Visible to Intel only — GUID: ewa1456426575312
Ixiasoft
Visible to Intel only — GUID: ewa1456426575312
Ixiasoft
11.4.1. Customization of Replicated Kernels Using the get_compute_id() Function
Retrieving compute IDs is a convenient alternative to replicating your kernel in source code and then adding specialized code to each kernel copy. When a kernel uses the num_compute_units(X,Y,Z) attribute and calls the get_compute_id() function, the Intel® FPGA SDK for OpenCL™ Offline Compiler assigns a unique compute ID to each compute unit. The get_compute_id() function then retrieves these unique compute IDs. You can use the compute ID to specify how the associated compute unit should behave differently from the other compute units that are derived from the same kernel source code. For example, you can use the return value of get_compute_id() to index into an array of channels to specify which channel each compute unit should read from or write to.

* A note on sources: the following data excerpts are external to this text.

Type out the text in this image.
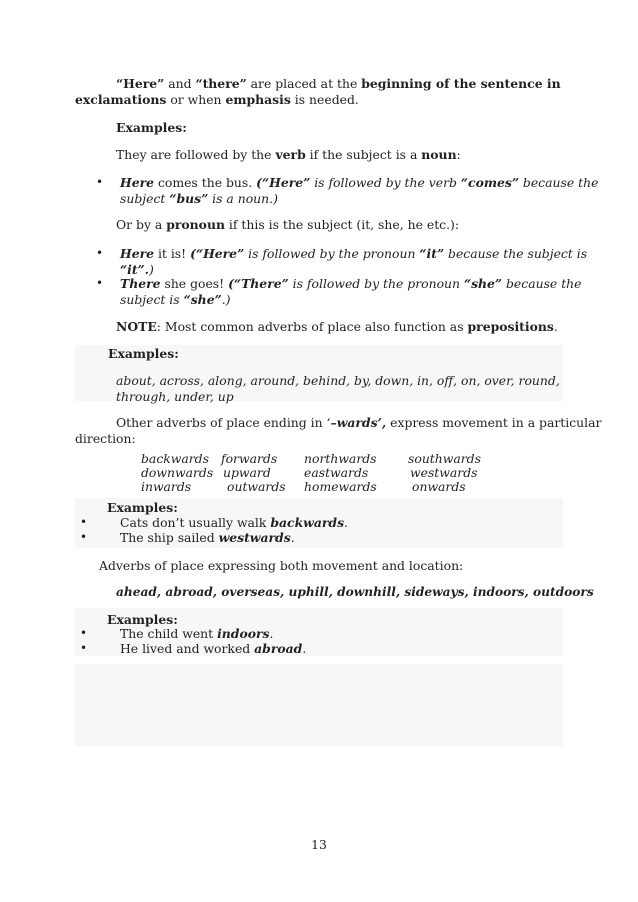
“Here” and “there” are placed at the beginning of the sentence in
exclamations or when emphasis is needed.
Examples:
They are followed by the verb if the subject is a noun:
• Here comes the bus. (“Here” is followed by the verb “comes” because the
subject “bus” is a noun.)
Or by a pronoun if this is the subject (it, she, he etc.):
• Here it is! (“Here” is followed by the pronoun “it” because the subject is
“it”.)
• There she goes! (“There” is followed by the pronoun “she” because the
subject is “she”.)
NOTE: Most common adverbs of place also function as prepositions.
Examples:
about, across, along, around, behind, by, down, in, off, on, over, round,
through, under, up
Other adverbs of place ending in ‘–wards’, express movement in a particular
direction:
backwards forwards northwards	southwards
downwards upward	eastwards	westwards
inwards	outwards homewards	onwards
Examples:
•	Cats don’t usually walk backwards.
•	The ship sailed westwards.
Adverbs of place expressing both movement and location:
ahead, abroad, overseas, uphill, downhill, sideways, indoors, outdoors
Examples:
•	The child went indoors.
•	He lived and worked abroad.
13
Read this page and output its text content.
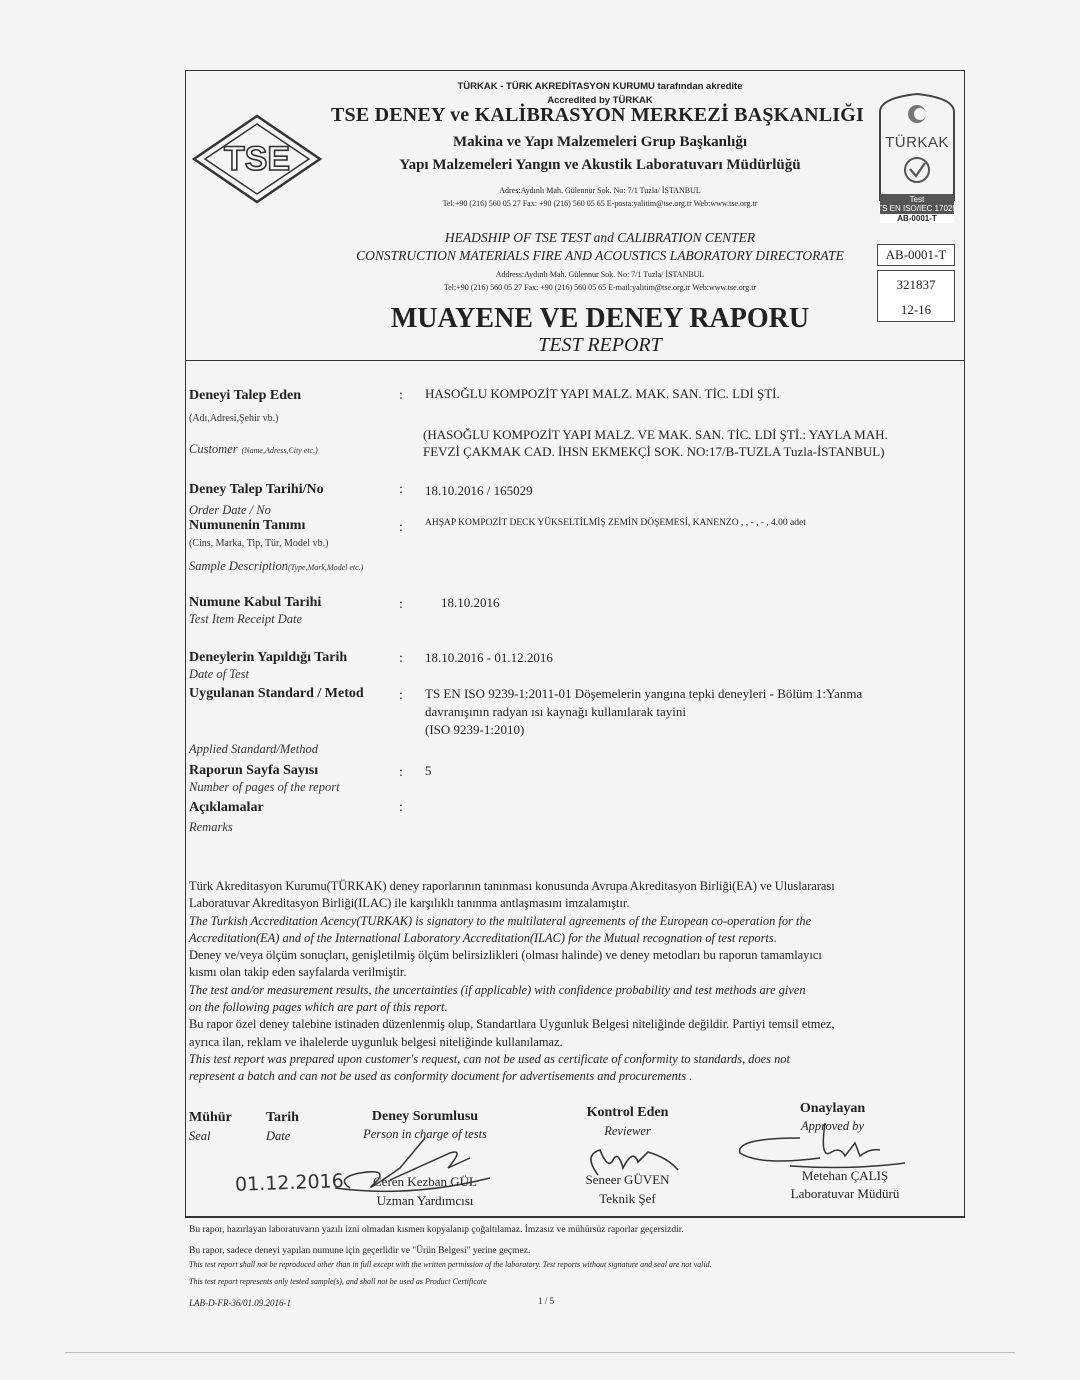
TSE
TÜRKAK - TÜRK AKREDİTASYON KURUMU tarafından akredite
Accredited by TÜRKAK
TSE DENEY ve KALİBRASYON MERKEZİ BAŞKANLIĞI
Makina ve Yapı Malzemeleri Grup Başkanlığı
Yapı Malzemeleri Yangın ve Akustik Laboratuvarı Müdürlüğü
Adres:Aydınlı Mah. Gülennur Sok. No: 7/1 Tuzla/ İSTANBUL
Tel:+90 (216) 560 05 27 Fax: +90 (216) 560 05 65 E-posta:yalitim@tse.org.tr Web:www.tse.org.tr
HEADSHIP OF TSE TEST and CALIBRATION CENTER
CONSTRUCTION MATERIALS FIRE AND ACOUSTICS LABORATORY DIRECTORATE
Address:Aydınlı Mah. Gülennur Sok. No: 7/1 Tuzla/ İSTANBUL
Tel:+90 (216) 560 05 27 Fax: +90 (216) 560 05 65 E-mail:yalitim@tse.org.tr Web:www.tse.org.tr
MUAYENE VE DENEY RAPORU
TEST REPORT
TÜRKAK
Test
TS EN ISO/IEC 17025
AB-0001-T
AB-0001-T
321837
12-16
Deneyi Talep Eden	: HASOĞLU KOMPOZİT YAPI MALZ. MAK. SAN. TİC. LDİ ŞTİ.
(Adı,Adresi,Şehir vb.)
Customer (Name,Adress,City etc.)
(HASOĞLU KOMPOZİT YAPI MALZ. VE MAK. SAN. TİC. LDİ ŞTİ.: YAYLA MAH.
FEVZİ ÇAKMAK CAD. İHSN EKMEKÇİ SOK. NO:17/B-TUZLA Tuzla-İSTANBUL)
Deney Talep Tarihi/No	: 18.10.2016 / 165029
Order Date / No
Numunenin Tanımı	: AHŞAP KOMPOZİT DECK YÜKSELTİLMİŞ ZEMİN DÖŞEMESİ, KANENZO , , - , - , 4.00 adet
(Cins, Marka, Tip, Tür, Model vb.)
Sample Description(Type,Mark,Model etc.)
Numune Kabul Tarihi	:	18.10.2016
Test Item Receipt Date
Deneylerin Yapıldığı Tarih	: 18.10.2016 - 01.12.2016
Date of Test
Uygulanan Standard / Metod	: TS EN ISO 9239-1:2011-01 Döşemelerin yangına tepki deneyleri - Bölüm 1:Yanma
davranışının radyan ısı kaynağı kullanılarak tayini
(ISO 9239-1:2010)
Applied Standard/Method
Raporun Sayfa Sayısı	: 5
Number of pages of the report
Açıklamalar	:
Remarks
Türk Akreditasyon Kurumu(TÜRKAK) deney raporlarının tanınması konusunda Avrupa Akreditasyon Birliği(EA) ve Uluslararası
Laboratuvar Akreditasyon Birliği(ILAC) ile karşılıklı tanınma antlaşmasını imzalamıştır.
The Turkish Accreditation Acency(TURKAK) is signatory to the multilateral agreements of the European co-operation for the
Accreditation(EA) and of the International Laboratory Accreditation(ILAC) for the Mutual recognation of test reports.
Deney ve/veya ölçüm sonuçları, genişletilmiş ölçüm belirsizlikleri (olması halinde) ve deney metodları bu raporun tamamlayıcı
kısmı olan takip eden sayfalarda verilmiştir.
The test and/or measurement results, the uncertainties (if applicable) with confidence probability and test methods are given
on the following pages which are part of this report.
Bu rapor özel deney talebine istinaden düzenlenmiş olup, Standartlara Uygunluk Belgesi niteliğinde değildir. Partiyi temsil etmez,
ayrıca ilan, reklam ve ihalelerde uygunluk belgesi niteliğinde kullanılamaz.
This test report was prepared upon customer's request, can not be used as certificate of conformity to standards, does not
represent a batch and can not be used as conformity document for advertisements and procurements .
Mühür
Seal
Tarih
Date
01.12.2016
Deney Sorumlusu
Person in charge of tests
Ceren Kezban GÜL
Uzman Yardımcısı
Kontrol Eden
Reviewer
Seneer GÜVEN
Teknik Şef
Onaylayan
Approved by
Metehan ÇALIŞ
Laboratuvar Müdürü
Bu rapor, hazırlayan laboratuvarın yazılı izni olmadan kısmen kopyalanıp çoğaltılamaz. İmzasız ve mühürsüz raporlar geçersizdir.
Bu rapor, sadece deneyi yapılan numune için geçerlidir ve "Ürün Belgesi" yerine geçmez.
This test report shall not be reproduced other than in full except with the written permission of the laboratory. Test reports without signature and seal are not valid.
This test report represents only tested sample(s), and shall not be used as Product Certificate
LAB-D-FR-36/01.09.2016-1	1 / 5
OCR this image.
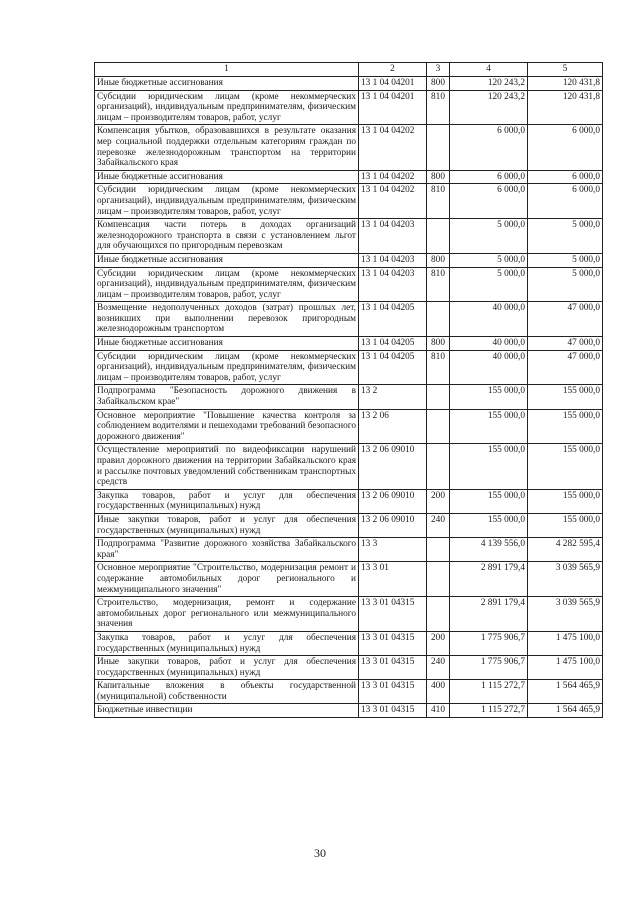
1	2	3	4	5
Иные бюджетные ассигнования	13 1 04 04201	800	120 243,2	120 431,8
Субсидии юридическим лицам (кроме некоммерческих организаций), индивидуальным предпринимателям, физическим лицам – производителям товаров, работ, услуг	13 1 04 04201	810	120 243,2	120 431,8
Компенсация убытков, образовавшихся в результате оказания мер социальной поддержки отдельным категориям граждан по перевозке железнодорожным транспортом на территории Забайкальского края	13 1 04 04202		6 000,0	6 000,0
Иные бюджетные ассигнования	13 1 04 04202	800	6 000,0	6 000,0
Субсидии юридическим лицам (кроме некоммерческих организаций), индивидуальным предпринимателям, физическим лицам – производителям товаров, работ, услуг	13 1 04 04202	810	6 000,0	6 000,0
Компенсация части потерь в доходах организаций железнодорожного транспорта в связи с установлением льгот для обучающихся по пригородным перевозкам	13 1 04 04203		5 000,0	5 000,0
Иные бюджетные ассигнования	13 1 04 04203	800	5 000,0	5 000,0
Субсидии юридическим лицам (кроме некоммерческих организаций), индивидуальным предпринимателям, физическим лицам – производителям товаров, работ, услуг	13 1 04 04203	810	5 000,0	5 000,0
Возмещение недополученных доходов (затрат) прошлых лет, возникших при выполнении перевозок пригородным железнодорожным транспортом	13 1 04 04205		40 000,0	47 000,0
Иные бюджетные ассигнования	13 1 04 04205	800	40 000,0	47 000,0
Субсидии юридическим лицам (кроме некоммерческих организаций), индивидуальным предпринимателям, физическим лицам – производителям товаров, работ, услуг	13 1 04 04205	810	40 000,0	47 000,0
Подпрограмма "Безопасность дорожного движения в Забайкальском крае"	13 2		155 000,0	155 000,0
Основное мероприятие "Повышение качества контроля за соблюдением водителями и пешеходами требований безопасного дорожного движения"	13 2 06		155 000,0	155 000,0
Осуществление мероприятий по видеофиксации нарушений правил дорожного движения на территории Забайкальского края и рассылке почтовых уведомлений собственникам транспортных средств	13 2 06 09010		155 000,0	155 000,0
Закупка товаров, работ и услуг для обеспечения государственных (муниципальных) нужд	13 2 06 09010	200	155 000,0	155 000,0
Иные закупки товаров, работ и услуг для обеспечения государственных (муниципальных) нужд	13 2 06 09010	240	155 000,0	155 000,0
Подпрограмма "Развитие дорожного хозяйства Забайкальского края"	13 3		4 139 556,0	4 282 595,4
Основное мероприятие "Строительство, модернизация ремонт и содержание автомобильных дорог регионального и межмуниципального значения"	13 3 01		2 891 179,4	3 039 565,9
Строительство, модернизация, ремонт и содержание автомобильных дорог регионального или межмуниципального значения	13 3 01 04315		2 891 179,4	3 039 565,9
Закупка товаров, работ и услуг для обеспечения государственных (муниципальных) нужд	13 3 01 04315	200	1 775 906,7	1 475 100,0
Иные закупки товаров, работ и услуг для обеспечения государственных (муниципальных) нужд	13 3 01 04315	240	1 775 906,7	1 475 100,0
Капитальные вложения в объекты государственной (муниципальной) собственности	13 3 01 04315	400	1 115 272,7	1 564 465,9
Бюджетные инвестиции	13 3 01 04315	410	1 115 272,7	1 564 465,9
30
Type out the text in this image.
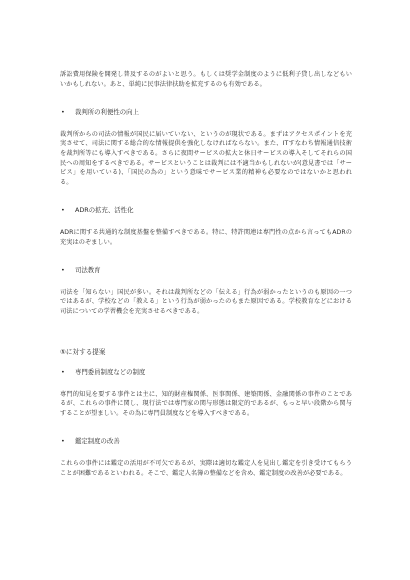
訴訟費用保険を開発し普及するのがよいと思う。もしくは奨学金制度のように低利子貸し出しなどもいいかもしれない。あと、単純に民事法律扶助を拡充するのも有効である。

•	裁判所の利便性の向上

裁判所からの司法の情報が国民に届いていない、というのが現状である。まずはアクセスポイントを充実させて、司法に関する総合的な情報提供を強化しなければならない。また、ITすなわち情報通信技術を裁判所等にも導入すべきである。さらに夜間サービスの拡大と休日サービスの導入そしてそれらの国民への周知をするべきである。サービスということは裁判には不適当かもしれないが(意見書では「サービス」を用いている)、「国民の為の」という意味でサービス業的精神も必要なのではないかと思われる。

•	ADRの拡充、活性化

ADRに関する共通的な制度基盤を整備すべきである。特に、特許関連は専門性の点から言ってもADRの充実はのぞましい。

•	司法教育

司法を「知らない」国民が多い。それは裁判所などの「伝える」行為が弱かったというのも原因の一つではあるが、学校などの「教える」という行為が弱かったのもまた原因である。学校教育などにおける司法についての学習機会を充実させるべきである。

⑤に対する提案
•	専門委員制度などの制度

専門的知見を要する事件とは主に、知的財産権関係、医事関係、建築関係、金融関係の事件のことであるが、これらの事件に関し、現行法では専門家の関与形態は限定的であるが、もっと早い段階から関与することが望ましい。その為に専門員制度などを導入すべきである。

•	鑑定制度の改善

これらの事件には鑑定の活用が不可欠であるが、実際は適切な鑑定人を見出し鑑定を引き受けてもらうことが困難であるといわれる。そこで、鑑定人名簿の整備などを含め、鑑定制度の改善が必要である。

The num_compute_units attribute accepts up to three arguments (that is, num_compute_units(X,Y,Z)). In conjunction with the get_compute_id() function, this attribute allows you to create one-dimensional, two-dimensional, and three-dimensional logical arrays of compute units. An example use case of a 1D array of compute units is a linear pipeline of kernels (also called a daisy chain of kernels). An example use case of a 2D array of compute units is a systolic array of kernels.
__attribute__((max_global_work_dim(0)))
__attribute__((autorun))
__attribute__((num_compute_units(4,4)))
__kernel void PE() {
row = get_compute_id(0);
col = get_compute_id(1);
…
}
For a 3D array of compute units, you can retrieve the X, Y, and Z coordinates of a compute unit in the logical compute unit array using get_compute_id(0), get_compute_id(1), and get_compute_id(2), respectively. In this case, the API is very similar to the API of the work-item's intrinsic functions (that is, get_global_id(), get_local_id(), and get_group_id()).
Global IDs, local IDs, and group IDs can vary at runtime based on how the host invokes the kernel. However, compute IDs are known at compilation time, allowing the offline compiler to generate optimized hardware for each compute unit.